Lawyer: Israel, Iran Did Not Incite Egypt Violence

Egypt's General Prosecutor said that no outside groups incited the violence in Tahrir Square last year.

David Lev,

Former Egyptian President Hosni Mubarak
Former Egyptian President Hosni Mubarak
Israel news photo: Flash 90

Egypt's General Prosecutor said Monday that he had been unable to prove that any foreign power or organization had been involved in the violence against Egyptians during the uprising against President Hosni Mubarak last year. The prosecutor, Mustafa Suleiman, made the statement during closing arguments in the trial of Mubarak Monday.

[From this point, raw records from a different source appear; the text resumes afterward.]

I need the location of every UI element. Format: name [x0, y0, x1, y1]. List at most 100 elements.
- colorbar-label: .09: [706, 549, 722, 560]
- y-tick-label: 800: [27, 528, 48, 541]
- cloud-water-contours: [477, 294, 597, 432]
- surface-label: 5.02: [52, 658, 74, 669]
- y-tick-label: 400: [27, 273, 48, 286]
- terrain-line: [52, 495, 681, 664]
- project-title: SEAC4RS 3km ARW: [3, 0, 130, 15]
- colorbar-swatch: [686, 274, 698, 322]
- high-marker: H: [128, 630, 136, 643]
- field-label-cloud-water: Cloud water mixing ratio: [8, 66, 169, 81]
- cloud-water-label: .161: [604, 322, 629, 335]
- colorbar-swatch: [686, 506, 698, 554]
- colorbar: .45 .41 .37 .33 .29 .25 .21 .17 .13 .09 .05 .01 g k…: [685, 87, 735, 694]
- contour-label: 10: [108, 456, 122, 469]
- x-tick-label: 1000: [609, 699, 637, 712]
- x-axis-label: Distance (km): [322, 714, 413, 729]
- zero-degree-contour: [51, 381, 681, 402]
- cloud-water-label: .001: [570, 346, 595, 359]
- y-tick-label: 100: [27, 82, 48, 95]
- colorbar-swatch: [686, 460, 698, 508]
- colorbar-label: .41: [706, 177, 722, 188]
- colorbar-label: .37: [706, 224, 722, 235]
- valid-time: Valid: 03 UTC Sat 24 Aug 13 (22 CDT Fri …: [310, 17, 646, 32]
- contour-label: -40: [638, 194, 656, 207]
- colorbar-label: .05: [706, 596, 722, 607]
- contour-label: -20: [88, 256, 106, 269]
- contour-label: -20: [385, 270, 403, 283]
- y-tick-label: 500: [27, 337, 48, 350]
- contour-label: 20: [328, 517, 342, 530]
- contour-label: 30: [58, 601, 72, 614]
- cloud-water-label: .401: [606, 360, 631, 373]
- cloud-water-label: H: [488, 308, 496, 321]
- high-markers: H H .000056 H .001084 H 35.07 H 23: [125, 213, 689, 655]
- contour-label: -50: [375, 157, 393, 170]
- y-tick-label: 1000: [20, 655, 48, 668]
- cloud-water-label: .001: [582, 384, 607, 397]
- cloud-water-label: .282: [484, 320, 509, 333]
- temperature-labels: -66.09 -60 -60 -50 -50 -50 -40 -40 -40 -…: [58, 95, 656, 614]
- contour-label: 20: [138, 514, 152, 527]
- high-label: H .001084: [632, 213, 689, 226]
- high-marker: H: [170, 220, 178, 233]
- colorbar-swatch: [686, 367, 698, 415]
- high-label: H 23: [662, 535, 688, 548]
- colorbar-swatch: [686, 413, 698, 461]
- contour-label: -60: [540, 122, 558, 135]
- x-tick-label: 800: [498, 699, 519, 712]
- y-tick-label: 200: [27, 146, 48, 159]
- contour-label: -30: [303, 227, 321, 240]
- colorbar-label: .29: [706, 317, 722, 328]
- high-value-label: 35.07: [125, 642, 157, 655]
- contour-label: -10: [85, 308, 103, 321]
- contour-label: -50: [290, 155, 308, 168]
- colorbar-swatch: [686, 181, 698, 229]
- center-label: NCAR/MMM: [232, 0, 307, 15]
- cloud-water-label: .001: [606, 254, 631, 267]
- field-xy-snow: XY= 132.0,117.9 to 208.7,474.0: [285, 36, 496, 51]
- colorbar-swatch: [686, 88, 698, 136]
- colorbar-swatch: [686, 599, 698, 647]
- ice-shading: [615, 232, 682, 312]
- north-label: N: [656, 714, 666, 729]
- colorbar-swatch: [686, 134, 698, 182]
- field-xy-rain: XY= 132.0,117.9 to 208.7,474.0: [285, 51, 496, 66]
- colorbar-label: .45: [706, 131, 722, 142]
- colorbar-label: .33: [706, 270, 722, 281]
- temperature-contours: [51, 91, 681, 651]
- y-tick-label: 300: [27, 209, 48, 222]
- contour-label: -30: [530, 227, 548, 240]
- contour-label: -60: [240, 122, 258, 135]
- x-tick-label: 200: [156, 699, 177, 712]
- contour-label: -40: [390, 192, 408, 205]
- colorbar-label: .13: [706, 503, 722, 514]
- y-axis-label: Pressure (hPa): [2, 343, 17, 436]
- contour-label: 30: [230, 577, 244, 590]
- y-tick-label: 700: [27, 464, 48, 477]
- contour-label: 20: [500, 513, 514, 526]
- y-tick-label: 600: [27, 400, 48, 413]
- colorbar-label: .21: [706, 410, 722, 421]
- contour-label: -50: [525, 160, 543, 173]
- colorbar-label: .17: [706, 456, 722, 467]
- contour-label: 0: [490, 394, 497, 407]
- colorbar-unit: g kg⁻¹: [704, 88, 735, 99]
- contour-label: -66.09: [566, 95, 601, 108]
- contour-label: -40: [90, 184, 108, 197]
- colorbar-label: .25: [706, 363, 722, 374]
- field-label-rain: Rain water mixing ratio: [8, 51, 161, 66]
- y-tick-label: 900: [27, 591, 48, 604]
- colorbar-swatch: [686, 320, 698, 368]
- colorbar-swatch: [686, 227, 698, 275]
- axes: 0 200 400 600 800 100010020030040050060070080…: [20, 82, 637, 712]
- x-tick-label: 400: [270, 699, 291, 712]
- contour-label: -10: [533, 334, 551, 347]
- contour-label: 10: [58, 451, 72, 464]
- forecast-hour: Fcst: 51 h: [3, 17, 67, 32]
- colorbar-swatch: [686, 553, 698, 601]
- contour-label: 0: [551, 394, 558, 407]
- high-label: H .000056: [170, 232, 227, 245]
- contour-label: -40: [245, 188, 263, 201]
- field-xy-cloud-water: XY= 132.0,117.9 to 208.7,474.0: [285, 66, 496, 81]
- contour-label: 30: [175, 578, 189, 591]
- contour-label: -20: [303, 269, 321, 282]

Mubarak is on trial for corruption, and for ordering the army to open fire on protesters during the uprising against him last year in Cairo's Tahrir Square and other locations throughout the country. Suleiman has contended throughout the trial that Mubarak ordered soldiers to shoot to kill. As a result, he and five other defendants, high ranking members of the foreign government, deserve the most serious punishment the law could mete out, including the death penalty, if need be.

One of Mubarak's lines of defense has been that the violence was incited by “foreign agents” who wanted to make him look bad, but Suleiman said that no evidence had been uncovered to implicate any outside intervention, not on the part of Israel, Iran, Hizbullah or Hamas. The responsibility for the violence rested solely on the shoulders of Mubarak and his administration.

Suleiman also accused Mubarak's attorneys of trying to destroy incriminating evidence during the trial.

Mubarak's attorneys are expected to begin presenting their final arguments later this week.